Updated: Nov 26, 2019
Despite everything, I think I made the right decision, and I started to feel better for the first time since I made that initial payment.
It all started at my day job. I had expressed that I was craving a donut, and then realized I’d forgotten my wallet. Our general manager gave me a dollar so I could go get one.
I then had voice lessons, where I’d shown improvement in some things I’d been working on. This definitely helped lift my mood.
While I was at the lesson, there was a pretty gnarly storm happening outside.
Every time a storm happens, it makes me think of Rome, and all of the feelings that lead to writing that song, a lot of the ones I was currently feeling about this whole situation.
Driving home, I kept thinking, “how poetic would it be if I were to see a rainbow right now.” I about cried when I started pulling into my apartment and caught the glimpse of one, right next to me, small but there nonetheless. That’s when I truly knew I had done the right thing.
The following day, I went back to the mall and was able to find the perfect dress.
Artists were getting back to me about the show I was planning.
Everything was falling into place.
I am a huge believer in the law of attraction, I truly believe life is all about putting out the right energy and watching the stars align. I’ve also been trying to be more in tune with my intuition. Sometimes if I'm driving somewhere I'm not familiar with, I’ll trust my gut reactions until I find my way home. I've done this on a number of occasions, usually with a dead phone (I got a car charger now don’t worry Mom) but the point is, As soon as I let go of all of my anxiety, things immediately start to improve. I think my gut was telling me this deal wouldn’t work out in my favor, and I’d been fighting it that entire week, because I truly wanted everything to work out, and I thought the people at the management team were really nice, but in the end I had to voice my concerns and get out of it, and I’m so glad I did.
At the end of the day, nobody is going to care about or prioritize your music the way you will. That doesn’t make them bad people, it’s just reality. I’ve learned a lot from this mistake.
1. Quadruple check anything you sign. I got off easy on this one. There were some services listed in my initial LOA that were omitted from the final contract. We’d been discussing a different aspect of it before and I didn’t notice the change. It wasn’t a huge deal, it was just about including PR services, but if this had been another sort of deal, I could have been signing my life’s work away.

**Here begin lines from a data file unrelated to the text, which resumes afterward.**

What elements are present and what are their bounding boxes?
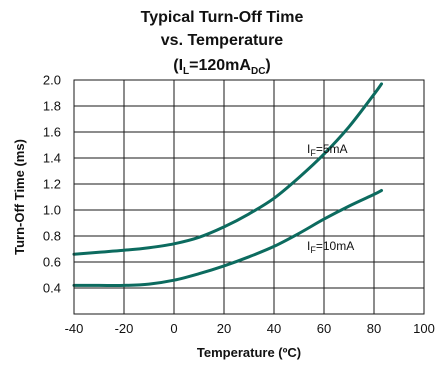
series-label-10ma-rest: =10mA: [316, 239, 354, 253]
title-open: (I: [173, 57, 183, 74]
series-label-10ma-main: I: [307, 239, 310, 253]
y-tick-label: 1.6: [43, 125, 61, 140]
title-close: ): [265, 57, 270, 74]
chart-title-line-1: Typical Turn-Off Time: [141, 9, 304, 26]
y-tick-labels: 0.4 0.6 0.8 1.0 1.2 1.4 1.6 1.8 2.0: [43, 73, 61, 296]
series-line-if-5ma: [72, 82, 383, 256]
x-tick-label: 60: [317, 321, 331, 336]
x-tick-label: 20: [217, 321, 231, 336]
chart-title-line-3: (IL=120mADC): [173, 57, 271, 77]
y-tick-label: 1.4: [43, 151, 61, 166]
title-sub-l: L: [183, 66, 189, 77]
series-label-10ma: IF=10mA: [307, 239, 354, 255]
series-label-5ma-rest: =5mA: [316, 142, 348, 156]
y-tick-label: 2.0: [43, 73, 61, 88]
x-tick-label: 80: [367, 321, 381, 336]
y-tick-label: 1.0: [43, 203, 61, 218]
x-axis-label: Temperature (ºC): [197, 345, 301, 360]
y-axis-label: Turn-Off Time (ms): [12, 139, 27, 255]
series-line-if-10ma: [72, 189, 383, 287]
plot-frame: [73, 79, 425, 315]
x-tick-label: 0: [170, 321, 177, 336]
y-tick-label: 1.2: [43, 177, 61, 192]
series-label-5ma: IF=5mA: [307, 142, 348, 158]
series-label-5ma-sub: F: [310, 148, 316, 158]
y-tick-label: 1.8: [43, 99, 61, 114]
y-tick-label: 0.4: [43, 281, 61, 296]
x-tick-label: 40: [267, 321, 281, 336]
y-tick-label: 0.8: [43, 229, 61, 244]
x-tick-label: -40: [65, 321, 84, 336]
x-tick-label: 100: [413, 321, 435, 336]
x-tick-labels: -40 -20 0 20 40 60 80 100: [65, 321, 435, 336]
series-label-10ma-sub: F: [310, 245, 316, 255]
title-current: =120mA: [189, 57, 251, 74]
series: [72, 82, 383, 287]
series-label-5ma-main: I: [307, 142, 310, 156]
x-tick-label: -20: [115, 321, 134, 336]
y-tick-label: 0.6: [43, 255, 61, 270]
chart-title-line-2: vs. Temperature: [161, 32, 284, 49]
title-sub-dc: DC: [251, 66, 265, 77]
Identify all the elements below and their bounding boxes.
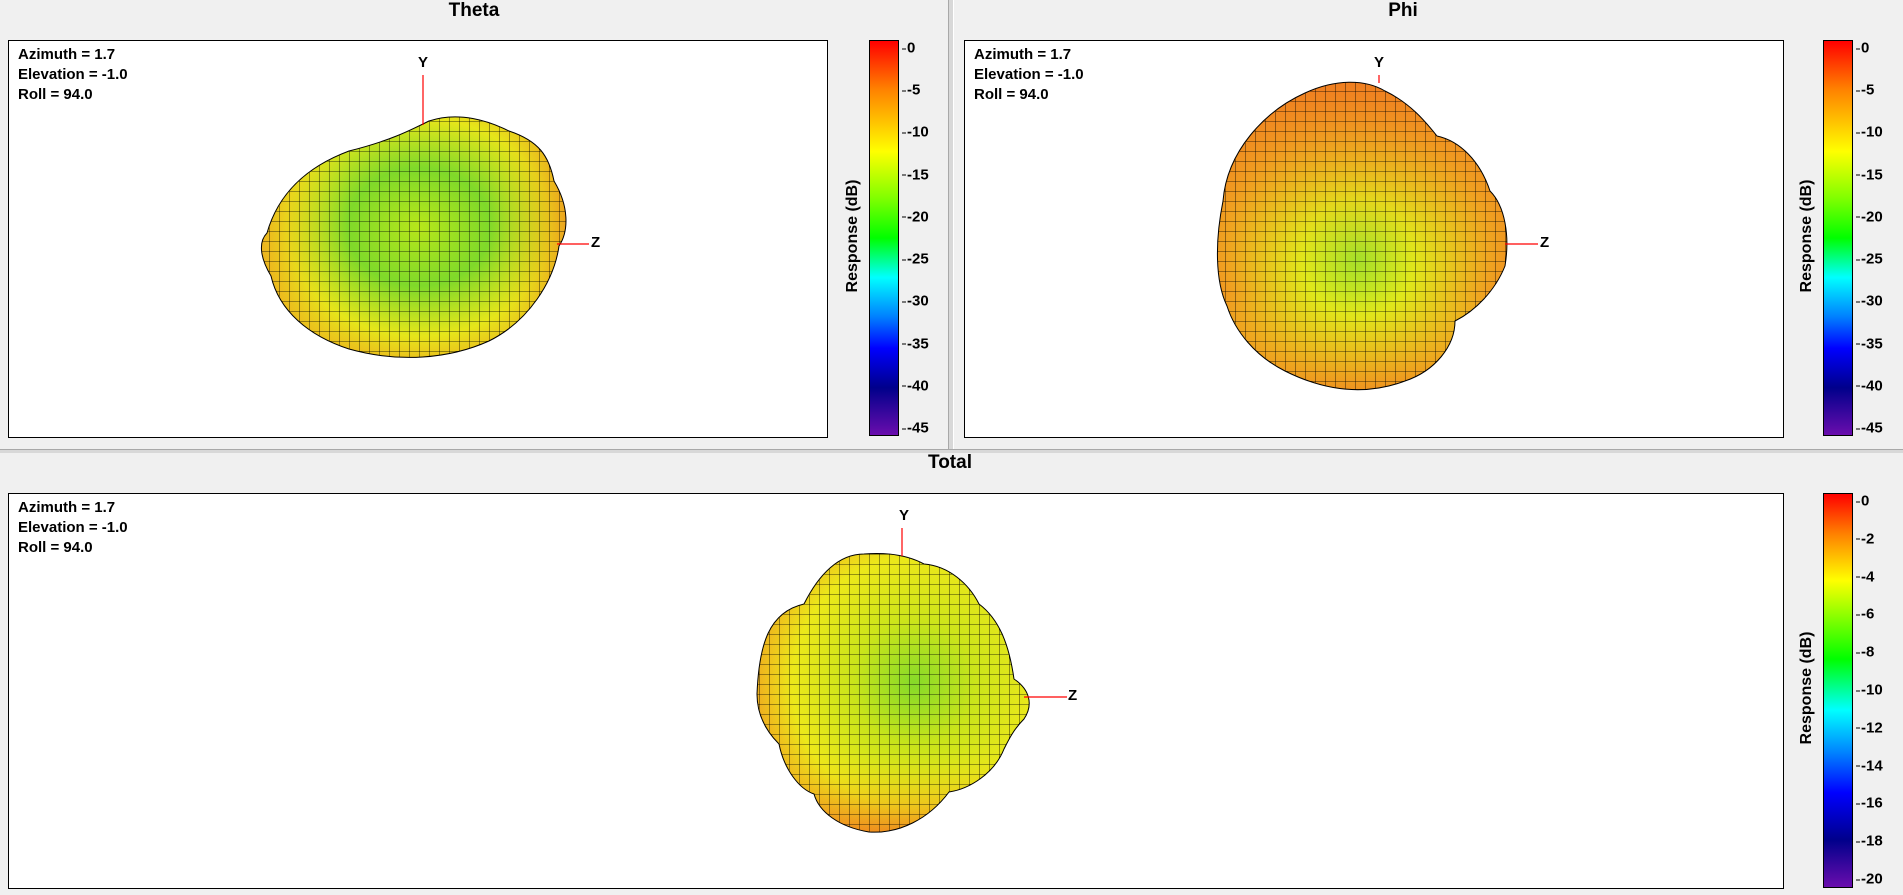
theta-title: Theta — [448, 0, 500, 21]
total-z-axis-label: Z — [1068, 687, 1078, 704]
colorbar-tick-label: -20 — [1856, 208, 1883, 226]
theta-z-axis-label: Z — [591, 234, 601, 251]
total-azimuth: Azimuth = 1.7 — [18, 499, 116, 516]
total-colorbar — [1823, 493, 1853, 888]
theta-view-info: Azimuth = 1.7 Elevation = -1.0 Roll = 94… — [18, 45, 128, 105]
phi-view-info: Azimuth = 1.7 Elevation = -1.0 Roll = 94… — [974, 45, 1084, 105]
colorbar-tick-label: -30 — [1856, 292, 1883, 310]
colorbar-tick-label: -15 — [1856, 166, 1883, 184]
colorbar-tick-label: -35 — [902, 335, 929, 353]
phi-panel: Phi Azimuth = 1.7 Elevation = -1.0 Roll … — [953, 0, 1903, 449]
colorbar-tick-label: -45 — [1856, 419, 1883, 437]
phi-colorbar-label: Response (dB) — [1798, 179, 1815, 293]
theta-elevation: Elevation = -1.0 — [18, 66, 128, 83]
colorbar-tick-label: -10 — [1856, 123, 1883, 141]
vertical-splitter[interactable] — [948, 0, 954, 449]
colorbar-tick-label: -6 — [1855, 605, 1875, 623]
phi-z-axis-label: Z — [1540, 234, 1550, 251]
phi-y-axis-label: Y — [1374, 54, 1385, 71]
theta-y-axis-label: Y — [418, 54, 429, 71]
colorbar-tick-label: -5 — [901, 81, 921, 99]
phi-elevation: Elevation = -1.0 — [974, 66, 1084, 83]
colorbar-tick-label: -40 — [1856, 377, 1883, 395]
theta-panel: Theta Azimuth = 1.7 Elevation = -1.0 Rol… — [0, 0, 948, 449]
phi-azimuth: Azimuth = 1.7 — [974, 46, 1072, 63]
colorbar-tick-label: -15 — [902, 166, 929, 184]
total-plot-area[interactable]: Azimuth = 1.7 Elevation = -1.0 Roll = 94… — [8, 493, 1784, 889]
colorbar-tick-label: -18 — [1856, 832, 1883, 850]
colorbar-tick-label: -16 — [1856, 794, 1883, 812]
horizontal-splitter[interactable] — [0, 449, 1903, 453]
phi-title: Phi — [1388, 0, 1418, 21]
total-surface — [756, 528, 1067, 833]
colorbar-tick-label: -20 — [1856, 870, 1883, 888]
colorbar-tick-label: -2 — [1855, 530, 1875, 548]
colorbar-tick-label: -5 — [1855, 81, 1875, 99]
colorbar-tick-label: -12 — [1856, 719, 1883, 737]
colorbar-tick-label: 0 — [1855, 39, 1870, 57]
theta-azimuth: Azimuth = 1.7 — [18, 46, 116, 63]
theta-colorbar-label: Response (dB) — [844, 179, 861, 293]
colorbar-tick-label: -25 — [1856, 250, 1883, 268]
colorbar-tick-label: -4 — [1855, 568, 1875, 586]
total-title: Total — [928, 452, 972, 473]
phi-surface — [1216, 75, 1538, 391]
total-colorbar-label: Response (dB) — [1798, 631, 1815, 745]
colorbar-tick-label: 0 — [901, 39, 916, 57]
theta-colorbar — [869, 40, 899, 436]
phi-colorbar — [1823, 40, 1853, 436]
colorbar-tick-label: -25 — [902, 250, 929, 268]
colorbar-tick-label: -10 — [902, 123, 929, 141]
total-panel: Total Azimuth = 1.7 Elevation = -1.0 Rol… — [0, 452, 1903, 895]
theta-plot-area[interactable]: Azimuth = 1.7 Elevation = -1.0 Roll = 94… — [8, 40, 828, 438]
colorbar-tick-label: -35 — [1856, 335, 1883, 353]
colorbar-tick-label: -45 — [902, 419, 929, 437]
colorbar-tick-label: -20 — [902, 208, 929, 226]
colorbar-tick-label: 0 — [1855, 492, 1870, 510]
colorbar-tick-label: -14 — [1856, 757, 1883, 775]
colorbar-tick-label: -30 — [902, 292, 929, 310]
colorbar-tick-label: -8 — [1855, 643, 1875, 661]
total-roll: Roll = 94.0 — [18, 539, 93, 556]
colorbar-tick-label: -10 — [1856, 681, 1883, 699]
theta-roll: Roll = 94.0 — [18, 86, 93, 103]
total-y-axis-label: Y — [899, 507, 910, 524]
theta-surface — [261, 75, 589, 358]
colorbar-tick-label: -40 — [902, 377, 929, 395]
total-view-info: Azimuth = 1.7 Elevation = -1.0 Roll = 94… — [18, 498, 128, 558]
phi-roll: Roll = 94.0 — [974, 86, 1049, 103]
total-elevation: Elevation = -1.0 — [18, 519, 128, 536]
phi-plot-area[interactable]: Azimuth = 1.7 Elevation = -1.0 Roll = 94… — [964, 40, 1784, 438]
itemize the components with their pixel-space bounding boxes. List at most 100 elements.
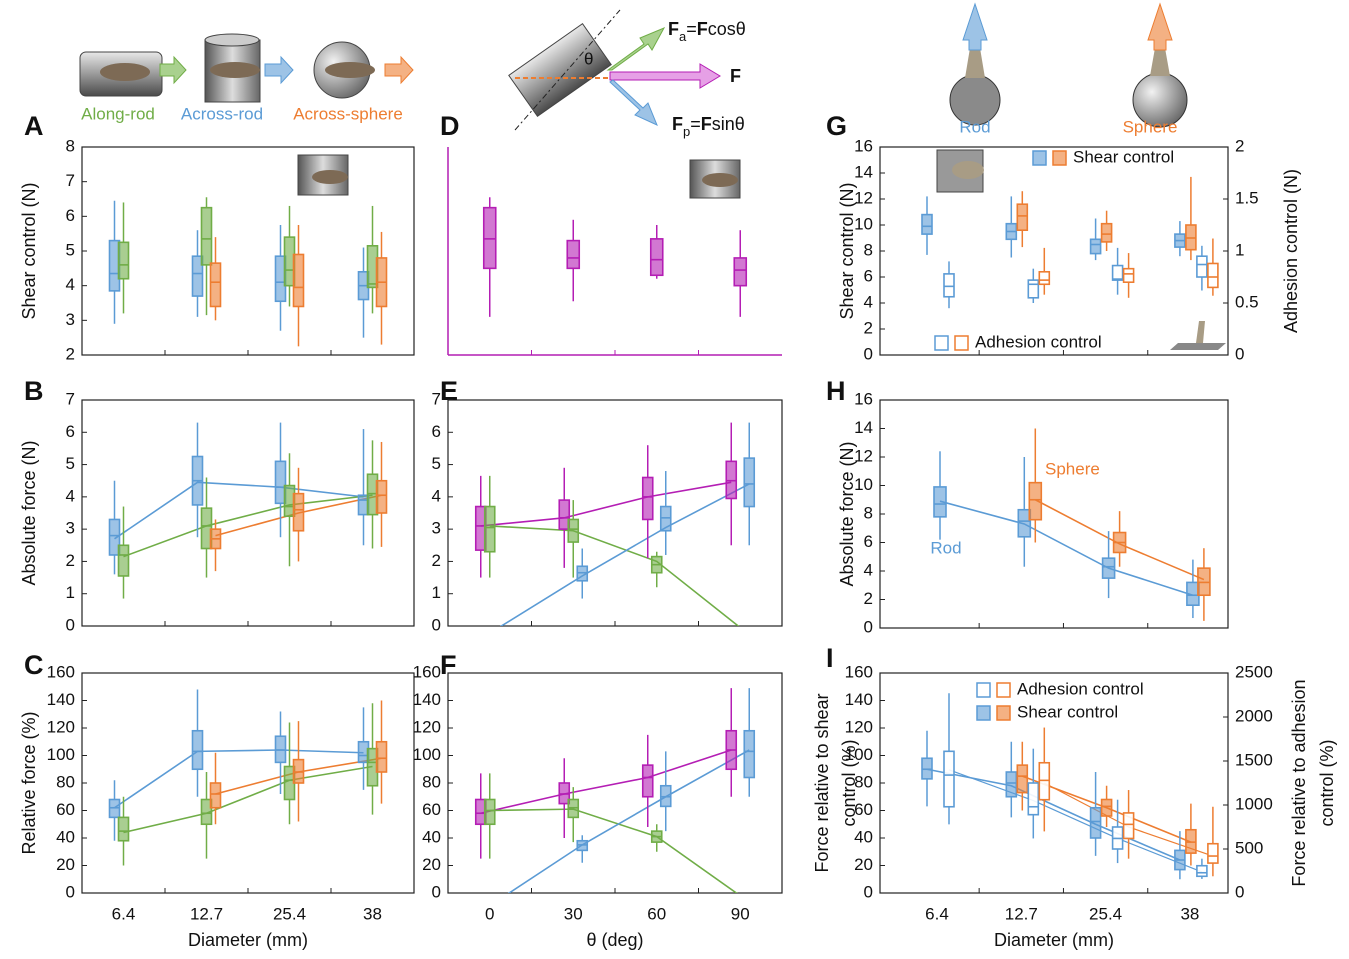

2. Weigh the costs. My anxiety grew as the weeks went on because I realized what I could be giving up by making this investment. Three thousand dollars could allow me to record three more songs, or make a better quality music video, or invest in my mental and physical health. If you are going to give up another potential, you better be confident that the people on the other end of that deal are going to be fighting for you.
3. Something that really bothered me was how much they were trying to lower my expectations instead of reassuring me that they would rise to the challenge. It made me feel like they didn’t believe in me and that I wasn’t a priority. And that is honestly fine, because it may just be the truth. They don’t owe me that, maybe I needed to prove myself more, But if that’s the case, take your money elsewhere.
The most important part of making it in this industry is simply not giving up. Believe in yourself, because if you don't anybody else will. That being said, you also want to make sure that you are careful to only surround yourself with people who also believe in you. The people you surround yourself will influence you whether it's intentional or not. Find those that will cheer you on, not tear you down on a bad day. You want your team to be the kind of people who will encourage you rather than feed into your insecurities.